口から摂取された食品の咀嚼から嚥下にいたる過程に対して,食品物性,官能評価や生理学的手法など様々な角度から研究がなされている。咀嚼や嚥下過程は身近な現象であるにも関わらず,直接観察が困難なため,その過程をモデル化し実験との比較を行うことによって現象を理解することが重要であると考えられている。
最近我々は脆性的固体とみなすことができる生ニンジンを試料として咀嚼後の食片を解析することにより,咀嚼のダイナミクスを考察した([1],[2])。その結果,摂食過程に対しても物理学的な考察が有用であることを示すことができた。現在様々な食品に対して同様の解析を行っている。

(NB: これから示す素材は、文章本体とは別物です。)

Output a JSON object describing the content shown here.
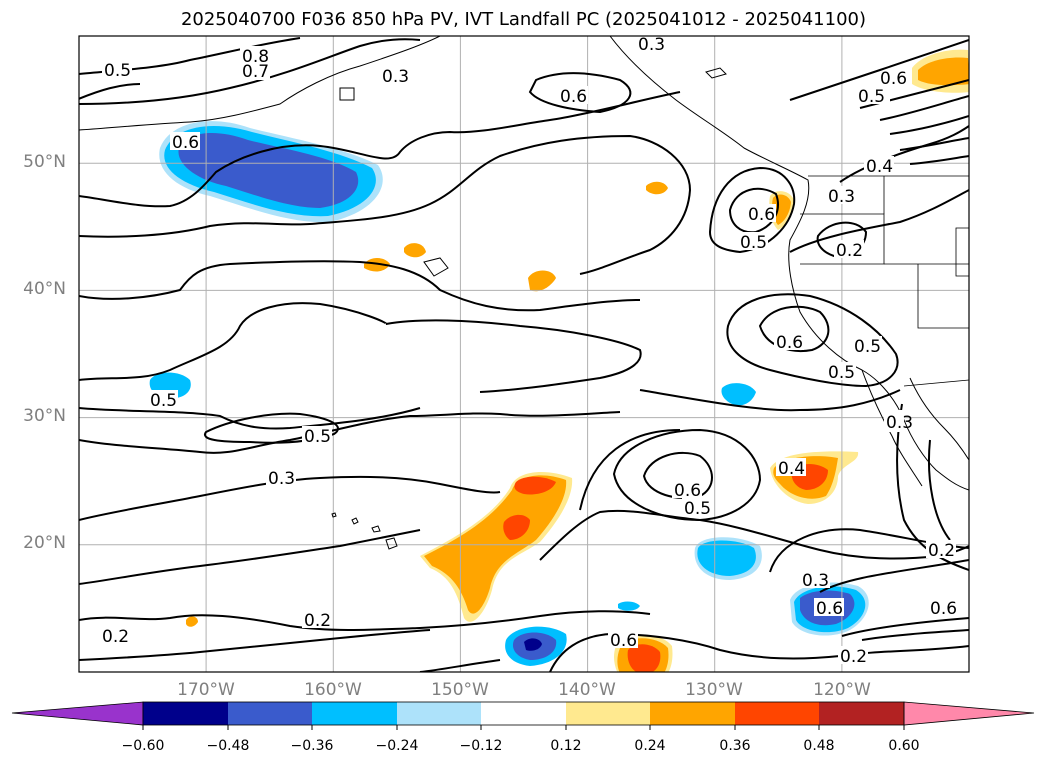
{
  "title": "2025040700 F036 850 hPa PV, IVT Landfall PC (2025041012 - 2025041100)",
  "lat_labels": [
    "50°N",
    "40°N",
    "30°N",
    "20°N"
  ],
  "lon_labels": [
    "170°W",
    "160°W",
    "150°W",
    "140°W",
    "130°W",
    "120°W"
  ],
  "colorbar": {
    "tick_labels": [
      "−0.60",
      "−0.48",
      "−0.36",
      "−0.24",
      "−0.12",
      "0.12",
      "0.24",
      "0.36",
      "0.48",
      "0.60"
    ],
    "colors": [
      "#9933cc",
      "#00008b",
      "#3a5bcc",
      "#00bfff",
      "#ade2fa",
      "#ffffff",
      "#ffe98f",
      "#ffa500",
      "#ff4500",
      "#b22222",
      "#ff88aa"
    ]
  },
  "contour_labels": [
    "0.8",
    "0.7",
    "0.5",
    "0.6",
    "0.6",
    "0.3",
    "0.6",
    "0.3",
    "0.5",
    "0.4",
    "0.3",
    "0.2",
    "0.6",
    "0.5",
    "0.5",
    "0.6",
    "0.6",
    "0.5",
    "0.5",
    "0.3",
    "0.3",
    "0.6",
    "0.5",
    "0.4",
    "0.2",
    "0.3",
    "0.6",
    "0.5",
    "0.2",
    "0.2",
    "0.2",
    "0.6"
  ],
  "map_extent": {
    "lon_min": -180,
    "lon_max": -110,
    "lat_min": 10,
    "lat_max": 60
  }
}
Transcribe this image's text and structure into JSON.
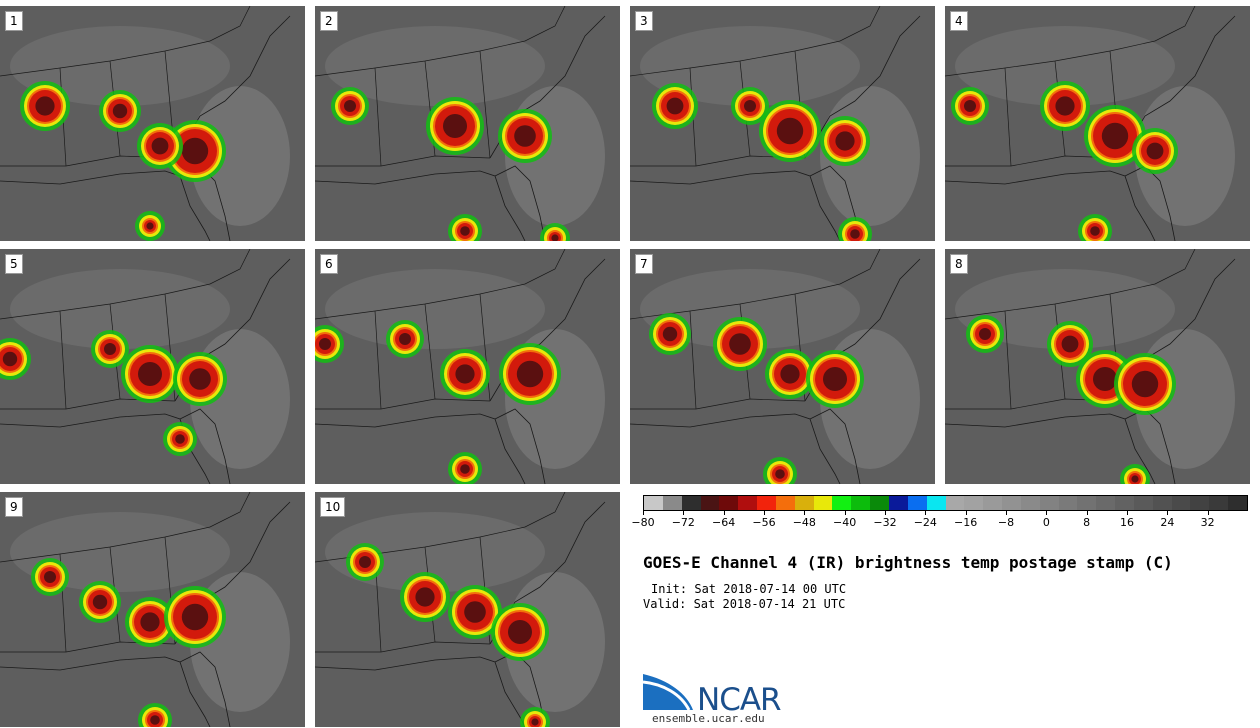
{
  "panels": [
    "1",
    "2",
    "3",
    "4",
    "5",
    "6",
    "7",
    "8",
    "9",
    "10"
  ],
  "colorbar": {
    "colors": [
      "#c8c8c8",
      "#8a8a8a",
      "#2e2e2e",
      "#4a1414",
      "#6e0a0a",
      "#b00e0e",
      "#f2230c",
      "#f46e0c",
      "#d9b00c",
      "#e8e80a",
      "#12f012",
      "#0cbc0c",
      "#0a8a0a",
      "#0a1a9a",
      "#0a6ef0",
      "#0ae6f0",
      "#a8a8a8",
      "#a2a2a2",
      "#9a9a9a",
      "#929292",
      "#8a8a8a",
      "#828282",
      "#7a7a7a",
      "#727272",
      "#6a6a6a",
      "#626262",
      "#5a5a5a",
      "#525252",
      "#4a4a4a",
      "#424242",
      "#3a3a3a",
      "#2e2e2e"
    ],
    "tick_labels": [
      "−80",
      "−72",
      "−64",
      "−56",
      "−48",
      "−40",
      "−32",
      "−24",
      "−16",
      "−8",
      "0",
      "8",
      "16",
      "24",
      "32"
    ],
    "range": [
      -80,
      40
    ]
  },
  "title": "GOES-E Channel 4 (IR) brightness temp postage stamp (C)",
  "init": "Init: Sat 2018-07-14 00 UTC",
  "valid": "Valid: Sat 2018-07-14 21 UTC",
  "logo": {
    "text": "NCAR",
    "url": "ensemble.ucar.edu"
  }
}
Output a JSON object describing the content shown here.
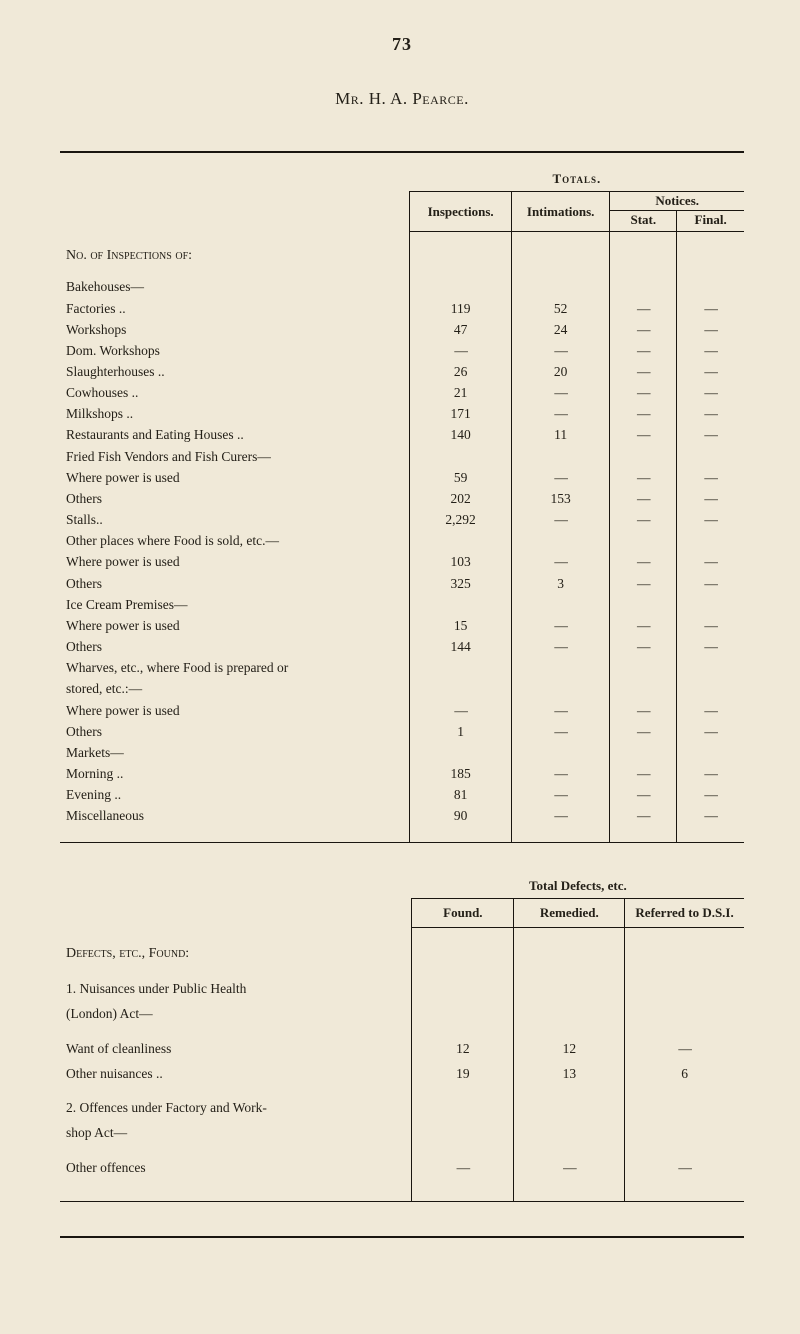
{
  "page_number": "73",
  "title": "Mr. H. A. Pearce.",
  "totals_label": "Totals.",
  "headers": {
    "inspections": "Inspections.",
    "intimations": "Intimations.",
    "notices": "Notices.",
    "stat": "Stat.",
    "final": "Final."
  },
  "section1_head": "No. of Inspections of:",
  "dash": "—",
  "rows": [
    {
      "k": "h",
      "label": "Bakehouses—"
    },
    {
      "k": "r",
      "label": "Factories ..",
      "ind": 1,
      "insp": "119",
      "int": "52",
      "stat": "—",
      "fin": "—"
    },
    {
      "k": "r",
      "label": "Workshops",
      "ind": 1,
      "insp": "47",
      "int": "24",
      "stat": "—",
      "fin": "—"
    },
    {
      "k": "r",
      "label": "Dom. Workshops",
      "ind": 1,
      "insp": "—",
      "int": "—",
      "stat": "—",
      "fin": "—"
    },
    {
      "k": "r",
      "label": "Slaughterhouses ..",
      "ind": 0,
      "insp": "26",
      "int": "20",
      "stat": "—",
      "fin": "—"
    },
    {
      "k": "r",
      "label": "Cowhouses ..",
      "ind": 0,
      "insp": "21",
      "int": "—",
      "stat": "—",
      "fin": "—"
    },
    {
      "k": "r",
      "label": "Milkshops ..",
      "ind": 0,
      "insp": "171",
      "int": "—",
      "stat": "—",
      "fin": "—"
    },
    {
      "k": "r",
      "label": "Restaurants and Eating Houses ..",
      "ind": 0,
      "insp": "140",
      "int": "11",
      "stat": "—",
      "fin": "—"
    },
    {
      "k": "h",
      "label": "Fried Fish Vendors and Fish Curers—"
    },
    {
      "k": "r",
      "label": "Where power is used",
      "ind": 1,
      "insp": "59",
      "int": "—",
      "stat": "—",
      "fin": "—"
    },
    {
      "k": "r",
      "label": "Others",
      "ind": 1,
      "insp": "202",
      "int": "153",
      "stat": "—",
      "fin": "—"
    },
    {
      "k": "r",
      "label": "Stalls..",
      "ind": 0,
      "insp": "2,292",
      "int": "—",
      "stat": "—",
      "fin": "—"
    },
    {
      "k": "h",
      "label": "Other places where Food is sold, etc.—"
    },
    {
      "k": "r",
      "label": "Where power is used",
      "ind": 1,
      "insp": "103",
      "int": "—",
      "stat": "—",
      "fin": "—"
    },
    {
      "k": "r",
      "label": "Others",
      "ind": 1,
      "insp": "325",
      "int": "3",
      "stat": "—",
      "fin": "—"
    },
    {
      "k": "h",
      "label": "Ice Cream Premises—"
    },
    {
      "k": "r",
      "label": "Where power is used",
      "ind": 1,
      "insp": "15",
      "int": "—",
      "stat": "—",
      "fin": "—"
    },
    {
      "k": "r",
      "label": "Others",
      "ind": 1,
      "insp": "144",
      "int": "—",
      "stat": "—",
      "fin": "—"
    },
    {
      "k": "h",
      "label": "Wharves, etc., where Food is prepared or"
    },
    {
      "k": "h",
      "label": "stored, etc.:—",
      "ind": 1
    },
    {
      "k": "r",
      "label": "Where power is used",
      "ind": 1,
      "insp": "—",
      "int": "—",
      "stat": "—",
      "fin": "—"
    },
    {
      "k": "r",
      "label": "Others",
      "ind": 1,
      "insp": "1",
      "int": "—",
      "stat": "—",
      "fin": "—"
    },
    {
      "k": "h",
      "label": "Markets—"
    },
    {
      "k": "r",
      "label": "Morning ..",
      "ind": 1,
      "insp": "185",
      "int": "—",
      "stat": "—",
      "fin": "—"
    },
    {
      "k": "r",
      "label": "Evening ..",
      "ind": 1,
      "insp": "81",
      "int": "—",
      "stat": "—",
      "fin": "—"
    },
    {
      "k": "r",
      "label": "Miscellaneous",
      "ind": 0,
      "insp": "90",
      "int": "—",
      "stat": "—",
      "fin": "—"
    }
  ],
  "tbl2": {
    "super": "Total Defects, etc.",
    "found": "Found.",
    "remedied": "Remedied.",
    "referred": "Referred to D.S.I.",
    "section_head": "Defects, etc., Found:",
    "rows": [
      {
        "k": "h",
        "label": "1.  Nuisances under Public Health"
      },
      {
        "k": "h",
        "label": "(London) Act—",
        "ind": 2
      },
      {
        "k": "sp"
      },
      {
        "k": "r",
        "label": "Want of cleanliness",
        "ind": 2,
        "f": "12",
        "r": "12",
        "x": "—"
      },
      {
        "k": "r",
        "label": "Other nuisances ..",
        "ind": 2,
        "f": "19",
        "r": "13",
        "x": "6"
      },
      {
        "k": "sp"
      },
      {
        "k": "h",
        "label": "2.  Offences under Factory and Work-"
      },
      {
        "k": "h",
        "label": "shop Act—",
        "ind": 2
      },
      {
        "k": "sp"
      },
      {
        "k": "r",
        "label": "Other offences",
        "ind": 2,
        "f": "—",
        "r": "—",
        "x": "—"
      }
    ]
  }
}
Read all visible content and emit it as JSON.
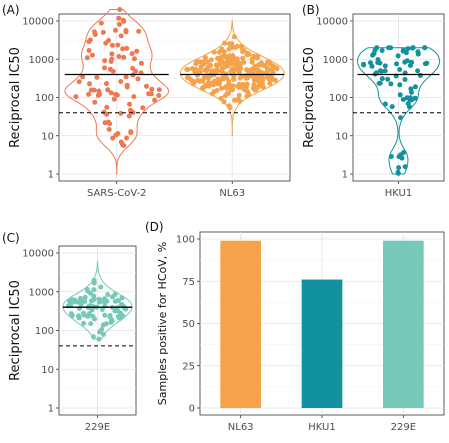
{
  "chart_data": [
    {
      "type": "scatter",
      "panel_label": "(A)",
      "ylabel": "Reciprocal IC50",
      "y_scale": "log10",
      "ylim": [
        1,
        10000
      ],
      "y_ticks": [
        1,
        10,
        100,
        1000,
        10000
      ],
      "y_tick_labels": [
        "1",
        "10",
        "100",
        "1000",
        "10000"
      ],
      "categories": [
        "SARS-CoV-2",
        "NL63"
      ],
      "series": [
        {
          "category": "SARS-CoV-2",
          "color": "#f07850",
          "violin_range": [
            1,
            20000
          ],
          "median": 400,
          "n_points": 95,
          "seed": 11,
          "dist": "wide",
          "point_range": [
            1,
            20000
          ]
        },
        {
          "category": "NL63",
          "color": "#f5a24a",
          "violin_range": [
            10,
            10000
          ],
          "median": 400,
          "n_points": 260,
          "seed": 23,
          "dist": "central",
          "point_range": [
            10,
            8000
          ]
        }
      ],
      "reference_line": 40,
      "grid": true
    },
    {
      "type": "scatter",
      "panel_label": "(B)",
      "ylabel": "Reciprocal IC50",
      "y_scale": "log10",
      "ylim": [
        1,
        10000
      ],
      "y_ticks": [
        1,
        10,
        100,
        1000,
        10000
      ],
      "y_tick_labels": [
        "1",
        "10",
        "100",
        "1000",
        "10000"
      ],
      "categories": [
        "HKU1"
      ],
      "series": [
        {
          "category": "HKU1",
          "color": "#12919e",
          "violin_range": [
            1,
            2000
          ],
          "median": 400,
          "n_points": 75,
          "seed": 37,
          "dist": "hku1",
          "point_range": [
            1,
            2000
          ]
        }
      ],
      "reference_line": 40,
      "grid": true
    },
    {
      "type": "scatter",
      "panel_label": "(C)",
      "ylabel": "Reciprocal IC50",
      "y_scale": "log10",
      "ylim": [
        1,
        10000
      ],
      "y_ticks": [
        1,
        10,
        100,
        1000,
        10000
      ],
      "y_tick_labels": [
        "1",
        "10",
        "100",
        "1000",
        "10000"
      ],
      "categories": [
        "229E"
      ],
      "series": [
        {
          "category": "229E",
          "color": "#76c9b8",
          "violin_range": [
            60,
            6000
          ],
          "median": 400,
          "n_points": 90,
          "seed": 53,
          "dist": "central",
          "point_range": [
            60,
            5000
          ]
        }
      ],
      "reference_line": 40,
      "grid": true
    },
    {
      "type": "bar",
      "panel_label": "(D)",
      "ylabel": "Samples positive for HCoV, %",
      "ylim": [
        0,
        100
      ],
      "y_ticks": [
        0,
        25,
        50,
        75,
        100
      ],
      "y_tick_labels": [
        "0",
        "25",
        "50",
        "75",
        "100"
      ],
      "categories": [
        "NL63",
        "HKU1",
        "229E"
      ],
      "values": [
        99,
        76,
        99
      ],
      "colors": [
        "#f5a24a",
        "#12919e",
        "#76c9b8"
      ],
      "grid": true
    }
  ]
}
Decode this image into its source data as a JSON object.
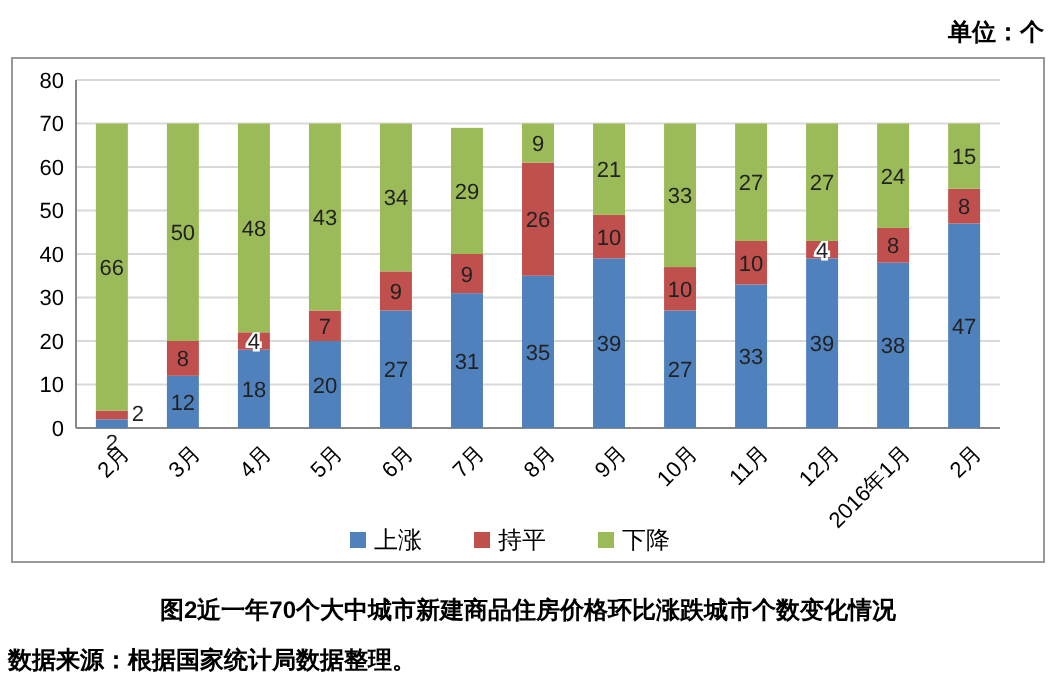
{
  "chart_data": {
    "type": "bar",
    "stacked": true,
    "title": "图2近一年70个大中城市新建商品住房价格环比涨跌城市个数变化情况",
    "annotations": [
      "单位：个",
      "数据来源：根据国家统计局数据整理。"
    ],
    "categories": [
      "2月",
      "3月",
      "4月",
      "5月",
      "6月",
      "7月",
      "8月",
      "9月",
      "10月",
      "11月",
      "12月",
      "2016年1月",
      "2月"
    ],
    "series": [
      {
        "name": "上涨",
        "color": "#4f81bd",
        "values": [
          2,
          12,
          18,
          20,
          27,
          31,
          35,
          39,
          27,
          33,
          39,
          38,
          47
        ]
      },
      {
        "name": "持平",
        "color": "#c0504d",
        "values": [
          2,
          8,
          4,
          7,
          9,
          9,
          26,
          10,
          10,
          10,
          4,
          8,
          8
        ]
      },
      {
        "name": "下降",
        "color": "#9bbb59",
        "values": [
          66,
          50,
          48,
          43,
          34,
          29,
          9,
          21,
          33,
          27,
          27,
          24,
          15
        ]
      }
    ],
    "ylim": [
      0,
      80
    ],
    "yticks": [
      0,
      10,
      20,
      30,
      40,
      50,
      60,
      70,
      80
    ],
    "grid": "y",
    "legend": "bottom",
    "data_labels": true
  }
}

日本社会の人口構造の大きな特徴として,高齢者の割合が多いことがあげられる。この傾向は今後さらに進むことが予想されるため,高齢者を対象とした研究の必要性が叫ばれている。本研究で得られた知見を応用することで,高齢者の皆さんが安心して健康的に食べられる食品の開発などに繋がれば有意義であると考えている。
[1] N. Kobayashi, K. Kohyama, Y. Sasaki and M. Matsushita, J. Phys. Soc. Jpn. 75 (2006) 083001.
[2] N. Kobayashi, K. Kohyama, Y. Sasaki and M. Matsushita, J. Phys. Soc. Jpn. 76 (2007) 044002.